Agent Configurations can be found in config directory. The graphical configurations are stored as global variables in window.py
C backend modules are written to increase the search speed dramatically. To compile them and copy the libraries to the required folder, run ./build.sh
.
- Two players take turns to place orbs of their corresponding colors. A player can only place an orb in an empty cell or a cell which already contains colored orbs of his own. When two or more orbs are placed in the same cell, they stack up.
- The critical mass of a cell is equal to the number of adjacent cells i.e., 4 for usual cells, 3 for edge cells and 2 for corner cells.
- When a cell is loaded with a number of orbs equal to its critical mass, the stack explodes. As a result of the explosion, all the orbs from the initial cell fly to adjacent cells. The explosions might result in overloading of an adjacent cell and the chain reaction of explosion continues until every cell is stable.

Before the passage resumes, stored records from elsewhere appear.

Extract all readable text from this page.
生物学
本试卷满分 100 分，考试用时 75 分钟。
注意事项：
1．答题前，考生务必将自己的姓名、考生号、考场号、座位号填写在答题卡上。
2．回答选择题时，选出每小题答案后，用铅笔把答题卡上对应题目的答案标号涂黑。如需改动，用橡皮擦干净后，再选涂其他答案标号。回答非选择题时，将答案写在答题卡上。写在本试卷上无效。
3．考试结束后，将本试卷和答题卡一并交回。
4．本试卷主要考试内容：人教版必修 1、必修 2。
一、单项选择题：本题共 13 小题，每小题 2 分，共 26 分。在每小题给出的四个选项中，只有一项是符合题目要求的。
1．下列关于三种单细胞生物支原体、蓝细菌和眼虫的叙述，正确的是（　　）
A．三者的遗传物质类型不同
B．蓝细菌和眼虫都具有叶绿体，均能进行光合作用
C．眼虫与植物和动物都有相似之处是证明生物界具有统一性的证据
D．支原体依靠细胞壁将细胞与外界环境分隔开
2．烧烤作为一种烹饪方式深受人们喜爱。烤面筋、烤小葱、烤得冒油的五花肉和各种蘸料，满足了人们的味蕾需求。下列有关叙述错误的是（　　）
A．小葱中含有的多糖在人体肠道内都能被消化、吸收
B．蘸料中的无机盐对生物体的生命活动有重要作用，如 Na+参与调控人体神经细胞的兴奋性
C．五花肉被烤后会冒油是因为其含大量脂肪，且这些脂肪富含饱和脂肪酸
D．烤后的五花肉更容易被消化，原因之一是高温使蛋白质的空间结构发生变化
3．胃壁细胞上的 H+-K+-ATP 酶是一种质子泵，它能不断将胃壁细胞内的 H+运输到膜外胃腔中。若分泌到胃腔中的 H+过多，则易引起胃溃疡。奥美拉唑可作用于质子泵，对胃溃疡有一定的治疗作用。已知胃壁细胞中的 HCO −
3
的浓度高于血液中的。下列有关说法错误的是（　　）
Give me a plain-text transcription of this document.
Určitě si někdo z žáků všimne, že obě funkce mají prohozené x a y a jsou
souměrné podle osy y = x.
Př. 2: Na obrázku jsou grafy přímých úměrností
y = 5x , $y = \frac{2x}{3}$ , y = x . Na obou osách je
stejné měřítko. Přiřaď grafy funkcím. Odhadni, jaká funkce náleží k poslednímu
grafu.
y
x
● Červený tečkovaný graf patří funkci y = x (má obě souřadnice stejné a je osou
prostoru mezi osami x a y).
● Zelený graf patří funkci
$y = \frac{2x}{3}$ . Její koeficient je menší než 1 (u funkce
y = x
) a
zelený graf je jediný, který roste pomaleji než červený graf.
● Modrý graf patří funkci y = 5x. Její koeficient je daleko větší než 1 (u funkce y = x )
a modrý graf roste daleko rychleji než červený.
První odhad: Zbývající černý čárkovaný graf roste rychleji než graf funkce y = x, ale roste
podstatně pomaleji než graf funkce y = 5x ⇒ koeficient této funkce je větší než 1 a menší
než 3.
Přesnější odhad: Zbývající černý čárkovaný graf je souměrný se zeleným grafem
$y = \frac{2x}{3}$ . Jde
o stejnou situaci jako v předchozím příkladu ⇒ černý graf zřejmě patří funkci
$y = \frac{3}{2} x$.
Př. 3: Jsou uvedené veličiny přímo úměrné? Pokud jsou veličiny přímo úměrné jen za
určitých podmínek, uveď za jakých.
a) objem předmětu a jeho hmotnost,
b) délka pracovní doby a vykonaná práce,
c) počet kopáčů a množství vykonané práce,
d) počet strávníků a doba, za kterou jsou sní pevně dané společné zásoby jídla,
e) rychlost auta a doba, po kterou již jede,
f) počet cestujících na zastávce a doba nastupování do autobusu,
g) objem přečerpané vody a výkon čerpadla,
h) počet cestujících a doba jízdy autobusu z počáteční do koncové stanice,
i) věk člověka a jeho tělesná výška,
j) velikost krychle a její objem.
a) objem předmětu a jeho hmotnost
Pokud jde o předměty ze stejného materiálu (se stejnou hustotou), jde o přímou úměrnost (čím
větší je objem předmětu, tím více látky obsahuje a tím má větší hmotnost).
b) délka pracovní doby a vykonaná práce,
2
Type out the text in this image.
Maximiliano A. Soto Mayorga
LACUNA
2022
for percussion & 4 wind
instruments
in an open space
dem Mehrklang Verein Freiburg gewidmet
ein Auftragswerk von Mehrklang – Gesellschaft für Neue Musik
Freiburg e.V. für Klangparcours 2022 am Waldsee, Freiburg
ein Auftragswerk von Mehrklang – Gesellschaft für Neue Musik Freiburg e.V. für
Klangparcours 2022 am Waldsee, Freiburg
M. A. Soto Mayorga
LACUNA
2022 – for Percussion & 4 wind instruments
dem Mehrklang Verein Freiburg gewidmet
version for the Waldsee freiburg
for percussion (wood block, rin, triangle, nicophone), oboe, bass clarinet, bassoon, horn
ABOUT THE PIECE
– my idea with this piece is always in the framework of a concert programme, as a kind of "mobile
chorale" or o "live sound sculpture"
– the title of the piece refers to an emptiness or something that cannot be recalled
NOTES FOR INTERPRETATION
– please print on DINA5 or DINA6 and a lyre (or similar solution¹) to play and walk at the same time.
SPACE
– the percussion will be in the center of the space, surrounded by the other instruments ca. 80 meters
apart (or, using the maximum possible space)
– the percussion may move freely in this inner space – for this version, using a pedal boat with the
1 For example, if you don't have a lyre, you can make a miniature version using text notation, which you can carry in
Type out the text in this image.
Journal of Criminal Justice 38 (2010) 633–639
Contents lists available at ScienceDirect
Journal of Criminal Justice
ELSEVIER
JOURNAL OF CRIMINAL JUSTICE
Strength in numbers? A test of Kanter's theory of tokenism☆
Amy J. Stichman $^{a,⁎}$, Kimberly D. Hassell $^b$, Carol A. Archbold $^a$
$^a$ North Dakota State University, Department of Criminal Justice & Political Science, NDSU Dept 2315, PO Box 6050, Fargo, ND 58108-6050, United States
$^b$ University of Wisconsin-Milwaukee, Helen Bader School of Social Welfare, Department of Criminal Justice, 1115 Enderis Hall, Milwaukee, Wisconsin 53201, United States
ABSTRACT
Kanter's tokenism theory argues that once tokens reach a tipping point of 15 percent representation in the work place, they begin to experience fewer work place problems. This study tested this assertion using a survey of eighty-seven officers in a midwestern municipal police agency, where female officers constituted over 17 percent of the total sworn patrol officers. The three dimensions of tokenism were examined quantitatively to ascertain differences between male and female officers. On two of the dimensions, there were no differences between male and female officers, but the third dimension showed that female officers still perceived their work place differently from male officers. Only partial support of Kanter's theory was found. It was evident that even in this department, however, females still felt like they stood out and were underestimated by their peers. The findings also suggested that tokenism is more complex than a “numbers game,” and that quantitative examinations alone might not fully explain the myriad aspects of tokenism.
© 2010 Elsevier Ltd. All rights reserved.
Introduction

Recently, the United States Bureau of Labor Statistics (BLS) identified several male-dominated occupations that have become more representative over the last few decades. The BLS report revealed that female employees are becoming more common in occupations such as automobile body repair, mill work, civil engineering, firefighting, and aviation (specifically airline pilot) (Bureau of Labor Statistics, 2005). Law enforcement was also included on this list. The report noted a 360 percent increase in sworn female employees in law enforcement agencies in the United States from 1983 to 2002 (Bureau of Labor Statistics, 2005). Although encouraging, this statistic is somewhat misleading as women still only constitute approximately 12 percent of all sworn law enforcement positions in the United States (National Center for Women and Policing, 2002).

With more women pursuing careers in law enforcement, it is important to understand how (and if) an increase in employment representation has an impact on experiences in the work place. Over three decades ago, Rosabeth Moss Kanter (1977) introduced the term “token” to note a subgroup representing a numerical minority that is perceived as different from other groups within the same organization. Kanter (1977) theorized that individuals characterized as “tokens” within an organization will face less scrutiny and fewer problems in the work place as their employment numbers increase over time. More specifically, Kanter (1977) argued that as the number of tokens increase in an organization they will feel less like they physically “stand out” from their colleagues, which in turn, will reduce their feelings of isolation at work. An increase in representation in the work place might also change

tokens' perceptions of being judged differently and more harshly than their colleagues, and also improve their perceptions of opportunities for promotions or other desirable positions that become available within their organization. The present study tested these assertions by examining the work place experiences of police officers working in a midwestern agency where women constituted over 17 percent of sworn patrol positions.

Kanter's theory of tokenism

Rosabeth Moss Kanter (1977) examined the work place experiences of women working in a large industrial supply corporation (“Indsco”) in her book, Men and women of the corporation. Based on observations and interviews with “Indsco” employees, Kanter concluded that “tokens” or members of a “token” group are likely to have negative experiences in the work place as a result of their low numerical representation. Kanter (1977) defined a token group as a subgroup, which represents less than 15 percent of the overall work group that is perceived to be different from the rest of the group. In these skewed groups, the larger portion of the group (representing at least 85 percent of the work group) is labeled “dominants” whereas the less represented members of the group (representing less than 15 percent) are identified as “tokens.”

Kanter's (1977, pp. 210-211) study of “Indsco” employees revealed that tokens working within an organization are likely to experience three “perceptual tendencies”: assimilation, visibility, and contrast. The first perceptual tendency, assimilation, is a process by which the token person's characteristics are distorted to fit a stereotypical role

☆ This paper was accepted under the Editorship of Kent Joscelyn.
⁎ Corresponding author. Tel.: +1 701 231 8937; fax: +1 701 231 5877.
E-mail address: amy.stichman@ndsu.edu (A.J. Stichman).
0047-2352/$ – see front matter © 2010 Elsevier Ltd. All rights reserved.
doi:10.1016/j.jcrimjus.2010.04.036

- When a red cell explodes and there are green cells around, the green cells are converted to red and the other rules of explosions still follow. The same rule is applicable for other colors.
- The winner is the one who eliminates other player's orbs.
A game against minimax agent looks like this -
- python3
- numpy
- pygame
- setuptools
- gcc (not tested on others)
Tested on python 3.6 and pygame 1.9.6 on both Mac and Linux
The project is completely open-source under MIT Licence, so feel free to fork and modify this code.